Senator DOBSON (Tasmania) . - I regret that the Minister will not consent to an adjournment of the debate, because I feel sure that honorable senators are not able, under the circumstances, to devote that attention to the business which it deserves. Without doubt, we are faced with the most important question ever placed before the Senate, from the point of view of the Constitution, and of States rights. Of course, if the Minister of Defence, chooses to rival a Minister in another place, and endeavour to " bullock " this Bill through, we must see the matter out.

Senator Playford - There has been a fair opportunity for discussion.
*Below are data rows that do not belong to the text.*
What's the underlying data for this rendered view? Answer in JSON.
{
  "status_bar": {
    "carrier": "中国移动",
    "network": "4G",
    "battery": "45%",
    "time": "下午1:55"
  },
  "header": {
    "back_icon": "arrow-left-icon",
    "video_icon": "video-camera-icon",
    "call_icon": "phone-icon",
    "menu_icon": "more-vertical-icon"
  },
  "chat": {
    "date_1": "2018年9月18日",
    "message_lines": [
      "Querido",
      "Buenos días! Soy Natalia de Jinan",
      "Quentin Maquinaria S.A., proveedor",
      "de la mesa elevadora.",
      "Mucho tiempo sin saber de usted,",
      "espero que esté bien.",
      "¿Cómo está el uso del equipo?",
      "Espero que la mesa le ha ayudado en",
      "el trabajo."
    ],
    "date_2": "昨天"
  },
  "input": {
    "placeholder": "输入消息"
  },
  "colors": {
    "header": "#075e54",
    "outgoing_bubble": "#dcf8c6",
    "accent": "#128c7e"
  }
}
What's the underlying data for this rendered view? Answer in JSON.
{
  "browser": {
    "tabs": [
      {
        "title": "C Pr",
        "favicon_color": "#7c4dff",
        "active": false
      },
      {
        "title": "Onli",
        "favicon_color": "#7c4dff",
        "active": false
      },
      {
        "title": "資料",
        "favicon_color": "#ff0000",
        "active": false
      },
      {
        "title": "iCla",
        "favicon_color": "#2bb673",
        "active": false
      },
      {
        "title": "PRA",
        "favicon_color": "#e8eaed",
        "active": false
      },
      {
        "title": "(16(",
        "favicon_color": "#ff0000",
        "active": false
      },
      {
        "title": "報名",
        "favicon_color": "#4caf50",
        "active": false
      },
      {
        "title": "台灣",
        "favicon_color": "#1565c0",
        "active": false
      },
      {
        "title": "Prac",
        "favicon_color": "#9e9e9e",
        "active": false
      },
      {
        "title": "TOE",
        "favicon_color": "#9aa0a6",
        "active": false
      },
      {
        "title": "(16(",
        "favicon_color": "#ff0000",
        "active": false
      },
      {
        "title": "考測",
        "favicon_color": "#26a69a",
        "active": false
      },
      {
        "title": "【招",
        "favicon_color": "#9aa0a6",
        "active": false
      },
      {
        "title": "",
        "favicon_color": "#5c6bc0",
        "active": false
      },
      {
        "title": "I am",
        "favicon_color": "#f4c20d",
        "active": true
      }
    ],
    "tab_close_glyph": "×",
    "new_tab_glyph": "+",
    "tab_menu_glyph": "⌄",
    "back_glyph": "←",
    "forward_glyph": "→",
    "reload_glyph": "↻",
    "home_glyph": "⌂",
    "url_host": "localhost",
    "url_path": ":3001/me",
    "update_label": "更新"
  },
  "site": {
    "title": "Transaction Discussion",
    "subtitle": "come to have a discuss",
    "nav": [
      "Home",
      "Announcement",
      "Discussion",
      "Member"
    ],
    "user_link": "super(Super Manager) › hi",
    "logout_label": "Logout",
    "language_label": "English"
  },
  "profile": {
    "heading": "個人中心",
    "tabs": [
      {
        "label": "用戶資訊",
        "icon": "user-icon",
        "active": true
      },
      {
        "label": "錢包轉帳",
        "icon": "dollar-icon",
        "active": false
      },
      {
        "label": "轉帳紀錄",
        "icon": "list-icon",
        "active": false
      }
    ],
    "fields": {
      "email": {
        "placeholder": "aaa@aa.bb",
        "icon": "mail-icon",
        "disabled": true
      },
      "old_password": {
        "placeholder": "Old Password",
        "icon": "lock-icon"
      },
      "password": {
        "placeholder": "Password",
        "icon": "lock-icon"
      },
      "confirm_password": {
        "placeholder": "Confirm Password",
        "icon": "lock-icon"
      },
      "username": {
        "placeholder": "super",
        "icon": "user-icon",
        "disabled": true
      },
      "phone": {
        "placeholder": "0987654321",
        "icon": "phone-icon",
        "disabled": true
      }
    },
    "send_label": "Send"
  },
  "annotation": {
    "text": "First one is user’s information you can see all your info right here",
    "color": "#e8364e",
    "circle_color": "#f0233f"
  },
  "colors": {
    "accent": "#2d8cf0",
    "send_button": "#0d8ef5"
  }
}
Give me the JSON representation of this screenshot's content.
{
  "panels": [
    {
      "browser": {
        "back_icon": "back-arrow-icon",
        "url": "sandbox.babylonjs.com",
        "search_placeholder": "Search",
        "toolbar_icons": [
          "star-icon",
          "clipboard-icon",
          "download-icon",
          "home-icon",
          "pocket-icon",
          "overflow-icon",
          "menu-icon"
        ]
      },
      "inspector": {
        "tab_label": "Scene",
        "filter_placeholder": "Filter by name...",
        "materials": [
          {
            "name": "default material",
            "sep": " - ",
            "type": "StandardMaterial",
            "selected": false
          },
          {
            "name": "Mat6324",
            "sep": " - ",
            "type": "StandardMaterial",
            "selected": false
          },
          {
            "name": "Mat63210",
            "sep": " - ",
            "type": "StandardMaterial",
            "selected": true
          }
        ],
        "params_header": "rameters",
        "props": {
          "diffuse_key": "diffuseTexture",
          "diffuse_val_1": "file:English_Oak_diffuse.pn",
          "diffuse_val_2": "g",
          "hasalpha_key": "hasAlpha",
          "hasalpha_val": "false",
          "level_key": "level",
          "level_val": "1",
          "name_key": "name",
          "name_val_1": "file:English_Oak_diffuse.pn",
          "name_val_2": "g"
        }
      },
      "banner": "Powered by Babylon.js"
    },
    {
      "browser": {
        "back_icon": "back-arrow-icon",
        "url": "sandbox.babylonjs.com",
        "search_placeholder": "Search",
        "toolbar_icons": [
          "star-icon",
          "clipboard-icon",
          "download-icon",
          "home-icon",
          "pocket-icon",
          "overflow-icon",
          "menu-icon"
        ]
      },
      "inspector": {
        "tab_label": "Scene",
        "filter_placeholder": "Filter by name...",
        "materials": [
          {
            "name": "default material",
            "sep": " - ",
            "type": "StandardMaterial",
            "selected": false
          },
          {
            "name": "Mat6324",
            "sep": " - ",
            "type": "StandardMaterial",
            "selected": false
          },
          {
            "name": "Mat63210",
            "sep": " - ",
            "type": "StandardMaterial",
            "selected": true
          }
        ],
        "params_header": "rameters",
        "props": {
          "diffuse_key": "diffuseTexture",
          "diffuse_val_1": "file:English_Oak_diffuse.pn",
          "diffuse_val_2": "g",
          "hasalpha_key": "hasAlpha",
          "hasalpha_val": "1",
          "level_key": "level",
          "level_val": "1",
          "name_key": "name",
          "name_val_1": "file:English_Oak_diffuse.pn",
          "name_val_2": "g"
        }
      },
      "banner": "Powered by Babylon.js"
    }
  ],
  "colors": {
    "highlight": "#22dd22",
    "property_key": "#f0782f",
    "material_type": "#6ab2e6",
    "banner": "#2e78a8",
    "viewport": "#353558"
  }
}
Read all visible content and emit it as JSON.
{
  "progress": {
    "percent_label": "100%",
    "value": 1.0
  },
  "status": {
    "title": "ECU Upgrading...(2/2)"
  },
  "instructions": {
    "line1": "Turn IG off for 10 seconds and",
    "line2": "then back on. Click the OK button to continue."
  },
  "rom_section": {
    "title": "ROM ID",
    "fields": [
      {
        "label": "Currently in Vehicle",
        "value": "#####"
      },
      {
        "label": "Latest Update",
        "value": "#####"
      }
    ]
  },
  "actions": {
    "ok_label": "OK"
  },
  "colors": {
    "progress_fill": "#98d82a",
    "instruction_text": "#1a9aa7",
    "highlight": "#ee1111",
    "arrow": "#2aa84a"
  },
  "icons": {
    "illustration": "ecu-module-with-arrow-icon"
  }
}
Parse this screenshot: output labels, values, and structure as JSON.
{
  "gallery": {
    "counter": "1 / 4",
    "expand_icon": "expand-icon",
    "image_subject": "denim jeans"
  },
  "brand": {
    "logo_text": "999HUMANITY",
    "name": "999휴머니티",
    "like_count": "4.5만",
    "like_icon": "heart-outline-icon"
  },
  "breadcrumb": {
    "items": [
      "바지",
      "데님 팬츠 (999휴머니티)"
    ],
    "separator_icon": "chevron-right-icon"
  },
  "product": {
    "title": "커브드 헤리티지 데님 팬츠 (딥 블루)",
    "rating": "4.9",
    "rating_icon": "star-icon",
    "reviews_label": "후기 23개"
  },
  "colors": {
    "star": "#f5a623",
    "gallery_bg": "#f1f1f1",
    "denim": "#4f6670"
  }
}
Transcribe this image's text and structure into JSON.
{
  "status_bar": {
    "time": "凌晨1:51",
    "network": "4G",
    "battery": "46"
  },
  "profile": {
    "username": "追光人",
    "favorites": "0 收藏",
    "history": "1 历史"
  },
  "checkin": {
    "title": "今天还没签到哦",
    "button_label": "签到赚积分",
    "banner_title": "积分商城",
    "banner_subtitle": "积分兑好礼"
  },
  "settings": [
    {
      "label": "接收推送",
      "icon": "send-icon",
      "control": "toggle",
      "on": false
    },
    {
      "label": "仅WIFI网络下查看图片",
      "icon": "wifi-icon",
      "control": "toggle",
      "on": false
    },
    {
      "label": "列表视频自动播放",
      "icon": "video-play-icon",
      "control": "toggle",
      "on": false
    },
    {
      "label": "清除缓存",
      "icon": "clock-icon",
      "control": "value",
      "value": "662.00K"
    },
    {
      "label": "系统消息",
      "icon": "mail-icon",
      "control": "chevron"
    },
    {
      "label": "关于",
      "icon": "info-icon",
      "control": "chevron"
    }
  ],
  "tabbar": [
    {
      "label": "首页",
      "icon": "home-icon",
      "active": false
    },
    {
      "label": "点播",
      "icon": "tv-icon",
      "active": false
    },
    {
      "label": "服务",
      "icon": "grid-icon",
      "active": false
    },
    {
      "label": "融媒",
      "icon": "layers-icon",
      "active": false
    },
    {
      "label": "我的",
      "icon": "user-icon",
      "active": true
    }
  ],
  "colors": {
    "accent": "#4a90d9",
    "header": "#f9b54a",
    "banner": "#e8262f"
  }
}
Senator DOBSON - I have some notes on the question before us, but I am anxious first to say something in reply to the remarks of ' Senators Pearce and Findley. The latter gentleman seemed to imply that some honorable senators on this side - he did not seem to know which - were opposed to workmen getting a fairshare of the benefits of protective duties. If we protect industries, it is not solely for the benefit of the factory owner, but in order that good wages may be paid, and the benefitsfairly distributed. But. in regard to giving the workers a fair share of the benefits, I think a majority of honorable senators are on the wrong tack. While I do not dissent from it, I say that the method is wrong. What is the meaning of our factories legislation - our Wages Boards and our Arbitration Courts? Are they to be put aside? Should we not rather set to work to make our industrial legislation as perfect as we can, in order that the workers may obtain fair treatment ?

Senator O'Keefe - The honorable senator is not in favour of compulsory arbitration.

Senator DOBSON - I am, under certain circumstances. But what are we to think of honorable senators who, having devoted years to the creation of tribunals to do justice between employers and employes, are prepared to set aside all that they have done by substituting an unconstitutional provision in an Excise Bill ? According to Mr. Ord's report, the forty Wages Boards in Victoria are giving satisfaction, and everything is going on smoothly. In New South Wales, South Australia, and Western Australia there are Arbitration Courts for the settlement of industrial disputes, and, although similar bodies do not exist in Queensland and Tasmania, I know that in the latter State the workers are fairly content, and that we rarely hear of a strike, except on the mining fields.